Nous avons vécu, en novembre 2005, les violences urbaines que vous connaissez tous. Nous avons vu à cette occasion l'immense solidarité des sapeurs-pompiers, des gendarmes, de la police nationale, qui, ensemble, pendant des semaines, ont oeuvré pour rétablir la sécurité de nos concitoyens.

Que des pompiers se soient livrés à des exactions sur des gendarmes qui souffrent aujourd'hui dans leur chair - je souhaiterais que nous ayons une pensée pour eux - est inacceptable, alors que nous savons que les gendarmes comme les pompiers font partie de ces grandes institutions de la nation qui sont parmi les plus aimées et les plus appréciées par l'ensemble de nos concitoyens.

Nous ne pouvons pas accepter que quelques individus seulement viennent salir l'image d'une institution tout entière ; pas une seule cause ne peut justifier une telle attitude.
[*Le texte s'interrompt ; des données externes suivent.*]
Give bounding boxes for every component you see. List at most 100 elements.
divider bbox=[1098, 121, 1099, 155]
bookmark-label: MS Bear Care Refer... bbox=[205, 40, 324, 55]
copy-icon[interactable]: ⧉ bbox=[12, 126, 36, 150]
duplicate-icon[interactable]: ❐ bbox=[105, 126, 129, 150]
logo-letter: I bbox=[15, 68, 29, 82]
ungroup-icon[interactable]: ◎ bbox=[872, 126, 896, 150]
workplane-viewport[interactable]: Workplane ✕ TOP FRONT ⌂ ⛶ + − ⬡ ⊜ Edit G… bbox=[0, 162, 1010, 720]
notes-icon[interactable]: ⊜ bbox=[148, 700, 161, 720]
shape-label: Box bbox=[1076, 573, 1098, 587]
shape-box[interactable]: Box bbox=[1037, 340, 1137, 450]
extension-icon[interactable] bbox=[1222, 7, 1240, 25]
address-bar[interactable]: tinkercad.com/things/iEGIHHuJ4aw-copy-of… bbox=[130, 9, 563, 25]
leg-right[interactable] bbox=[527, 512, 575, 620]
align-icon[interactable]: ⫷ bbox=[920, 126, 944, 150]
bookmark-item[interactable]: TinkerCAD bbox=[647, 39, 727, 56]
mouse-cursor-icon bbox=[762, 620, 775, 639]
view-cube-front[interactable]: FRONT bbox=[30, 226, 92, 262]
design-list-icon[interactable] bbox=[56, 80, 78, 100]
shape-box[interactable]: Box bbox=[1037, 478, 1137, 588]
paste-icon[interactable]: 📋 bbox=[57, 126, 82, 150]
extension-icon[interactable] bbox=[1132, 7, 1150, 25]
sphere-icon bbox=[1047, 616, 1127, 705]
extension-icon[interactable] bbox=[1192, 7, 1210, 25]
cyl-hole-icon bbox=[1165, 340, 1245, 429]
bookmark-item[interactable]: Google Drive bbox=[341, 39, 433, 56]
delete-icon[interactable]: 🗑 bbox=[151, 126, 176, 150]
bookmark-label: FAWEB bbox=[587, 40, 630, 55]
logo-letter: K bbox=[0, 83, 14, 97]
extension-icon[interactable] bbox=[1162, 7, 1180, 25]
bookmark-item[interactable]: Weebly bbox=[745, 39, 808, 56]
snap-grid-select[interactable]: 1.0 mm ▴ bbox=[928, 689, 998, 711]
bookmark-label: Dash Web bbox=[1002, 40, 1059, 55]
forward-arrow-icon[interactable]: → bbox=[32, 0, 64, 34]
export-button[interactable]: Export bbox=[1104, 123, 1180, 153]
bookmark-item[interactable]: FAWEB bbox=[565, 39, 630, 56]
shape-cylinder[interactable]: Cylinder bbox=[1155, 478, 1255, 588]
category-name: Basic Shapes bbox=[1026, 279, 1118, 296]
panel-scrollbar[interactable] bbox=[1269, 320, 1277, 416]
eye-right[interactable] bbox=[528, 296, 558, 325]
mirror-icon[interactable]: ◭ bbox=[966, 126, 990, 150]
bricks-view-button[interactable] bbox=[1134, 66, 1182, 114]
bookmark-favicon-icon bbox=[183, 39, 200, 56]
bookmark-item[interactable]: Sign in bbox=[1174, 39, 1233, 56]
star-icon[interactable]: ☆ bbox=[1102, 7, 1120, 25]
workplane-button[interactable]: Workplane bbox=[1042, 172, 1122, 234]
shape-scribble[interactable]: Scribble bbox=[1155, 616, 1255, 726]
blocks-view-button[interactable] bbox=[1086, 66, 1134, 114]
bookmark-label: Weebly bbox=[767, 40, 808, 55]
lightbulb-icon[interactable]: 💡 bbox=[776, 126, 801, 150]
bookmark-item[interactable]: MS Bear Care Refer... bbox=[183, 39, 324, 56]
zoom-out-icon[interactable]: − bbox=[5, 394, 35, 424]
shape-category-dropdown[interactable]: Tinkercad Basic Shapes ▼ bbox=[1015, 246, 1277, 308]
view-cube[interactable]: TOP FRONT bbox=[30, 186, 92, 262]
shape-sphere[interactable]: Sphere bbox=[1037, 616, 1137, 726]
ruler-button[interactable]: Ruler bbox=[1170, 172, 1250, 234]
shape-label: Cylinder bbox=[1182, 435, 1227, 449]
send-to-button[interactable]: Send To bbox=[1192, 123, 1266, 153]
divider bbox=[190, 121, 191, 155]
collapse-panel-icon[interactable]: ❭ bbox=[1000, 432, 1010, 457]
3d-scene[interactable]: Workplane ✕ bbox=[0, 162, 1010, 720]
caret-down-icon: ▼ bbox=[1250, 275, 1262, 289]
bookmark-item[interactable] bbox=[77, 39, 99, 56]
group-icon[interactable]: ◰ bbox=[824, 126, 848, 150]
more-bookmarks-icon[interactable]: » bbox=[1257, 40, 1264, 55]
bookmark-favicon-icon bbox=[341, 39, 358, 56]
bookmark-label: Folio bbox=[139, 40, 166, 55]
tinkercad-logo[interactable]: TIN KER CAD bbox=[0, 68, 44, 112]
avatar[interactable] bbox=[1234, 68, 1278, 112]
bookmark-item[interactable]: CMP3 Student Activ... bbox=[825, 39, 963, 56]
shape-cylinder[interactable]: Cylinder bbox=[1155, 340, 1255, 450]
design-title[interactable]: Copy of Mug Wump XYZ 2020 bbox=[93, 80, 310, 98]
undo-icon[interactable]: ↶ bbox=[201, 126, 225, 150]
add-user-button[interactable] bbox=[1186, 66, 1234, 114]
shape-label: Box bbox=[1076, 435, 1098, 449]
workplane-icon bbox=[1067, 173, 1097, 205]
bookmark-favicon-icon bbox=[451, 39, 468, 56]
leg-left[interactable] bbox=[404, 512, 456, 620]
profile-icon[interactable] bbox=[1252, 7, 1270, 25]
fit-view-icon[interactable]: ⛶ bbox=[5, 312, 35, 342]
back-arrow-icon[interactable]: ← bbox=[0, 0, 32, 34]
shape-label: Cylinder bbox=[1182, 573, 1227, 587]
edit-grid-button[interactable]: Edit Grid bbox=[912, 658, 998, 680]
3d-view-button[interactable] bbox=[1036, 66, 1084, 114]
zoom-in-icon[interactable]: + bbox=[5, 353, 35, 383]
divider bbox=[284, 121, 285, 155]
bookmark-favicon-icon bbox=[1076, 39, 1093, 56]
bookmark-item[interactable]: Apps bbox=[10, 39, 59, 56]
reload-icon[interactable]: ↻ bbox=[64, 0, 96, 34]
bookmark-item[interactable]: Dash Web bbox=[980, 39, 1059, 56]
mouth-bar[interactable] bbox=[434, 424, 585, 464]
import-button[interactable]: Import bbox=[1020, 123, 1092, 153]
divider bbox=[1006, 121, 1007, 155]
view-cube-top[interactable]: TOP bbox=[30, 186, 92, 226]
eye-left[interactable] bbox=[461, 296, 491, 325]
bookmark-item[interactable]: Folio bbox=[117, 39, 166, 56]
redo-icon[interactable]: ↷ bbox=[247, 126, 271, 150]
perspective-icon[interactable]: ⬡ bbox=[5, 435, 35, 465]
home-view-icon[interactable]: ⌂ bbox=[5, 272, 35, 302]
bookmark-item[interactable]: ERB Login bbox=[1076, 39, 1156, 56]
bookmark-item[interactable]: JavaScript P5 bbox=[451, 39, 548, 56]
Plus que jamais, le dialogue, la concertation doivent être le maître mot.

Je le répète, en aucun cas, ce type de comportement ne peut être toléré, et je remercie tous ceux et toutes celles qui, ici ce soir, ont condamné ces agissements. Le ministre d'État, ministre de l'intérieur, et moi-même, sommes déterminés en tout état de cause à ne pas les accepter, parce qu'il y va de la dignité de cette grande institution que constituent les pompiers professionnels ou volontaires comme ceux qui sont engagés à Paris ou à Marseille dans les forces de la défense nationale.

Bien évidemment, nous devons faire la différence entre les comportements de quelques-uns et la conduite de l'ensemble de celles et de ceux qui se dévouent sans compter pour assurer la sécurité des personnes et des biens, qui ont fait un choix de vie, qui se sont engagés au service des autres, et auxquels il nous appartient de témoigner en toute circonstance notre totale solidarité.